Share

Kemarahan Bunda

Author: Hidsa
last update Last Updated: 2021-03-29 12:18:05

Tamparan yang begitu keras, membuat tubuhnya tersungkur ke lantai. Namun, sebelumnya dahi gadis itu juga membentur ujung kursi meja makan. Bi Iis dan Pak Imat yang melihat itu langsung berteriak, sedangkan Ines hanya bisa menangis tanpa suara sambil memegang pipinya yang memerah. Melihat hal itu, Bi Iis langsung menghampiri Ines dan memeluknya.

"Ampun, Bu. Jangan sakiti Non Ines, Bu," pinta Bi Iis yang sudah menangis tersedu-sedu melihat nona mudanya yang kesakitan akibat tamparan keras dari sang nyonya.

"Menyingkir, Bi Iis! Anak sialan ini harus diberi pelajaran!" teriak wanita yang dipanggil nyonya oleh Bi Iis.

Wanita itu bernama Mayang, bunda dari Ines. Tidak tahu kenapa tiba-tiba Mayang datang dari belakang, lalu menampar gadis yang berada di pelukan Bi Iis tanpa sebab.

Mayang menarik tubuh Bi Iis agar melepaskan pelukannya dari tubuh Ines.
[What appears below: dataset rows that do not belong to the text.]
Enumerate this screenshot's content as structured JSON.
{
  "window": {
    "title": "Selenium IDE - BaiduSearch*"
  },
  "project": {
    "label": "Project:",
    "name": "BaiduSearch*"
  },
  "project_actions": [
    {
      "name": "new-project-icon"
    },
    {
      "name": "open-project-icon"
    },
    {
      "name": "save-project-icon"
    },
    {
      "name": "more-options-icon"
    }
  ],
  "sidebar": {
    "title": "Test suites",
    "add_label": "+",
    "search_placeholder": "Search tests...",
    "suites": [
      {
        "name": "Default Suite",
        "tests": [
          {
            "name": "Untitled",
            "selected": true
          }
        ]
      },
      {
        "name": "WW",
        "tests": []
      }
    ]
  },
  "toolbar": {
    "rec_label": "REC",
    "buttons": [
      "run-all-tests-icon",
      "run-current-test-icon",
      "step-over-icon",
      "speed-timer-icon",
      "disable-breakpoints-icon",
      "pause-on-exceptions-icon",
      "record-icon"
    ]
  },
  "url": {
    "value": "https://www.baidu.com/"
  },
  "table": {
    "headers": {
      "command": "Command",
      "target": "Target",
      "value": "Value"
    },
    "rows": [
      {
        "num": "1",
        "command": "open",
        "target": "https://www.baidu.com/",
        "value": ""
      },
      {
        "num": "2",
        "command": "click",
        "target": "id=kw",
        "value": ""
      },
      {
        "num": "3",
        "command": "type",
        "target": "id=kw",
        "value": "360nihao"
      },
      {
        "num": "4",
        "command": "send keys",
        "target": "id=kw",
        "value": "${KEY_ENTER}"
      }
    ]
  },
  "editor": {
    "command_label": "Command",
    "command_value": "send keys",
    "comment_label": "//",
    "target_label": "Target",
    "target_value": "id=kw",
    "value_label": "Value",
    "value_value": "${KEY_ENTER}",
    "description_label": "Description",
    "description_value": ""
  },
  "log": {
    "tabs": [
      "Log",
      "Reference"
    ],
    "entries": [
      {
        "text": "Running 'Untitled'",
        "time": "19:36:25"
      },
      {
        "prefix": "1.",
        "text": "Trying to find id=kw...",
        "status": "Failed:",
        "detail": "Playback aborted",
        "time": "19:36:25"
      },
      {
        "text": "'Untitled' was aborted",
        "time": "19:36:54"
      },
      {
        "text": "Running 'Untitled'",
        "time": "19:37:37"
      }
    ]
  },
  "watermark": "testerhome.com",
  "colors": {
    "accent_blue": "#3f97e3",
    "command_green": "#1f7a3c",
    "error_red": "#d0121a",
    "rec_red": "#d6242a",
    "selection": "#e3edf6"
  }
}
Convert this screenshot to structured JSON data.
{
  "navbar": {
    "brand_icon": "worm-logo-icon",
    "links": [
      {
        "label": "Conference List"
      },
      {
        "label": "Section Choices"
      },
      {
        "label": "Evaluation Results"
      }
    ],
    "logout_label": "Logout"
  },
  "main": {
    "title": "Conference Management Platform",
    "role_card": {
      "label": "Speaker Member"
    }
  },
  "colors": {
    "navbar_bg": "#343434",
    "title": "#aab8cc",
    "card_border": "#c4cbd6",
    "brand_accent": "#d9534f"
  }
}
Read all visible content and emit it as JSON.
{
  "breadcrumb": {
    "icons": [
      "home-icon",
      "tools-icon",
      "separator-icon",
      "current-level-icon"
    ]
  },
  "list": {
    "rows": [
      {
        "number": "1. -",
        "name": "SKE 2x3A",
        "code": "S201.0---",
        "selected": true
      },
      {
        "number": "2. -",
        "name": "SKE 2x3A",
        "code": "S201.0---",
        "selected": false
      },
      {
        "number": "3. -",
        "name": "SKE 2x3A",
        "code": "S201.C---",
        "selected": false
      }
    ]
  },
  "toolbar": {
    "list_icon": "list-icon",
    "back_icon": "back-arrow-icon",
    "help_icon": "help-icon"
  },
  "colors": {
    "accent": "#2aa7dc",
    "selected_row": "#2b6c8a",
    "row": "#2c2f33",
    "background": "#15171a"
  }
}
Setelah berhasil, wanita itu langsung menjambak rambut Ines yang masih menangis.

"Sakit, Bun hiks... ampun, Bun hiks... Ines salah apa, Bun, hiks...." Ines memegang tangan Mayang yang masih menjambak rambut gadis itu. Rasanya rambut Ines seakan terlepas dari kepala.

"Bun, sakit, Bun hiks...," rintih Ines.

Mayang melepaskan jambakannya, lalu menghempaskan kepala Ines sehingga membentur lantai.

"Kamu ke mana tadi, hah?!" tanya Mayang dengan berteriak marah.

Ines menghapus air matanya, lalu menjawab, "Ines kira sekarang hari kamis, ternyata minggu. Makanya Ines mau pergi ke kampus, tapi pas di jalan ketemu Abang. Dia ngasih tahu Ines, terus ajak Ines ke kantornya, Bun."

"Arka yang bertemu kamu, atau kamu sengaja datang ke kantor dia?! Saya tahu, kamu pasti yang datang ke sana buat ngadu kan?! Jawab!" teriak Mayang, membuat Ines terlonjak kaget.

Hal yang paling ditakuti oleh Ines sejak kecil adalah kemarahan Mayang. Wanita itu tidak akan segan-segan menampar, menjambak, bahkan memukul Ines. Padahal saat itu Ines baru berumur dua tahun, tetapi dia tidak merasa kasihan maupun iba pada anak sekecil itu. Ines tidak mengetahui mengapa bundanya sangat membenci gadis itu, bahkan akan sangat marah pada kesalahan kecil yang dilakukannya.

"Sumpah, Bun. Ines ke sana diajak Abang, bukan sengaja. Ines nggak pernah mengadu sama Abang, Bun," sahut Ines.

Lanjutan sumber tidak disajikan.